Written ByCherry (Qiaoye) Zhang, Paralegals


The Standing Committee of the National People’s Congress passed the third amendment to the Trademark Law of the PRC (Trademark Law) on 30th August 2013 and it came into effect on 1st May 2014. There are total 53 changes in the amended Trademark Law, which include the trademark registration range in China, the application and appeals procedures and deadlines and trademark protection. This article will introduce the key changes that needed to be aware of.


1. The registration application of sound trademarks

Sounds are allowed to be registered as trademarks in China according to the new Trademark Law. Because visibility is not a mandatory condition for the registration application of any signs any more, including sounds, as long as they are capable of distinguishing goods or services from others, then such signs could be registered as trademarks. As for other non-visual signs, such as scents, they still could not be able to register as trademark under the new law, since the authority considers that scents would be confusing to the Chinese public.

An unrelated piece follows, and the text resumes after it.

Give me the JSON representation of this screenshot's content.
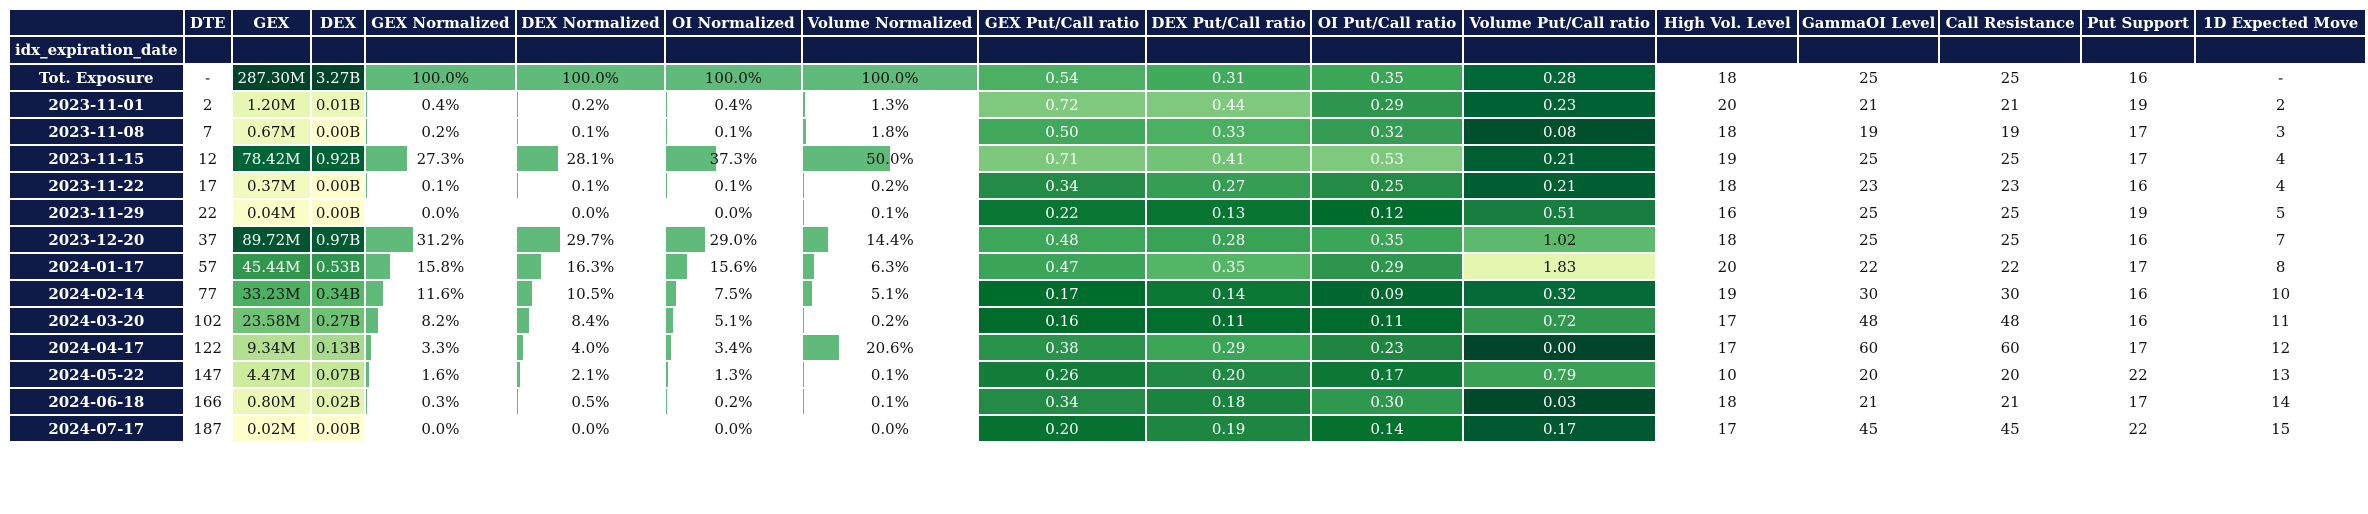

As a member of TRIPS, this is consistent with China’s obligations under various conventions and agreements related IP area and China will try to apply the provisions thereof in legislation and administration. Since the definition of trademark in TRIPS is so board that sounds and scents are capable of constituting trademarks, it could be considered as a progress that China does not consider visibility as a mandatory condition for registering trademark and allows sounds to be registered under the new law.

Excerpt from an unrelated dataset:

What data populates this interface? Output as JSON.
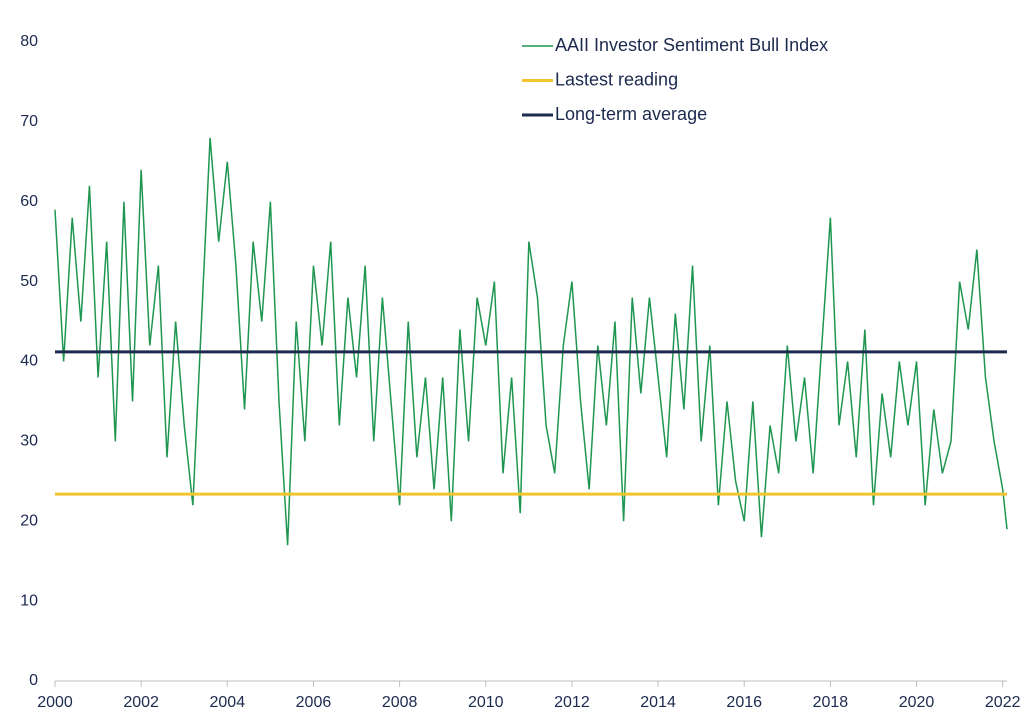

However, in order to adapt the new change, the requirements of submitting application will be modified as well which may cause new obligation to the sound trademark application. Because according to the Implementing Regulations of Trademark Law, applying for sounds trademark will need to submit the stave or numbered musical notes and literal introduction.


2. The Procedures: more convenience in applications and shorter time

        2.1 Simplified filing

The new Trademark Law allows multiple categories filing of applications and electronic filing as well. It means that one application could cover more than one category, which may cause additional convenience for new applications covering multiple categories, but it remains unclear whether it will cause more fees.

    2.2 Procedural deadlines

The new Trademark Law for the first time establishes deadlines for filing applications for new trademarks, oppositions, invalidations and so on, which means that procedures should be completed more swiftly.

Procedural Deadlines to Chinese Trademark Office (CTO) and Trademark Review and Adjudication Board (TRAB) to file Applications under the PRC Trademark Law
Procedure Time-limit (months) Extension (if granted by SAIC)
Trademark application 9 n/a
Review on rejection 9 3
Opposition 12 6
Review on opposition (filed by trademark applicant) 12 6
Invalidation on relative grounds (e.g. conflict with prior rights) 9 3
Invalidation on absolute grounds (e.g. lack of distinctiveness) 9 3
Review on invalidation decision by CTMO on absolute grounds 12 6
Cancellation 9 3
Review on Decision of Cancellation  (TRAB) 9 3


  3. Prohibition on trademark squatters

Registration and use of trademark must be based on the good faith, which is considered as a fundamental principle and the application lack of good faith will be refused. Except with prohibiting squat by trademark dealers, distributors, agents, a new sub-Article is also added to prohibit those who have business contacts with the brand owners to register the same or similar trademarks on same or similar goods.


  4. Calculation of the actual losses for trademark infringement

The new law specifies methods of calculating actual losses and adds punitive compensation.

1)      The compensation shall be determined by actual losses, the proceeds obtained by the infringer form the infringement and the multiples of the trademark utilization fee.

2)      For serious infringement upon the right of using trademarks in bad faith, the new law added the punitive compensation, which means that the amount of compensation may be determined as one to three times the amount of normal infringement. This is the first time that punitive damages are introduced.

3)      The court may decide the compensation based on the request of the claimer and the evidence. The court can order the defendant in a trademark infringement lawsuit to submit the accounting books to prove the scale of use, if the defendant refuses then the court can use the figures proposed by the claimer.

4)      If damages cannot be calculated based on the actual losses, the proceeds obtained by the infringer from the infringement or the registered trademark license fee, the court can award statutory damages based on his own view of the infringement – to a maximum of RMB 3 million.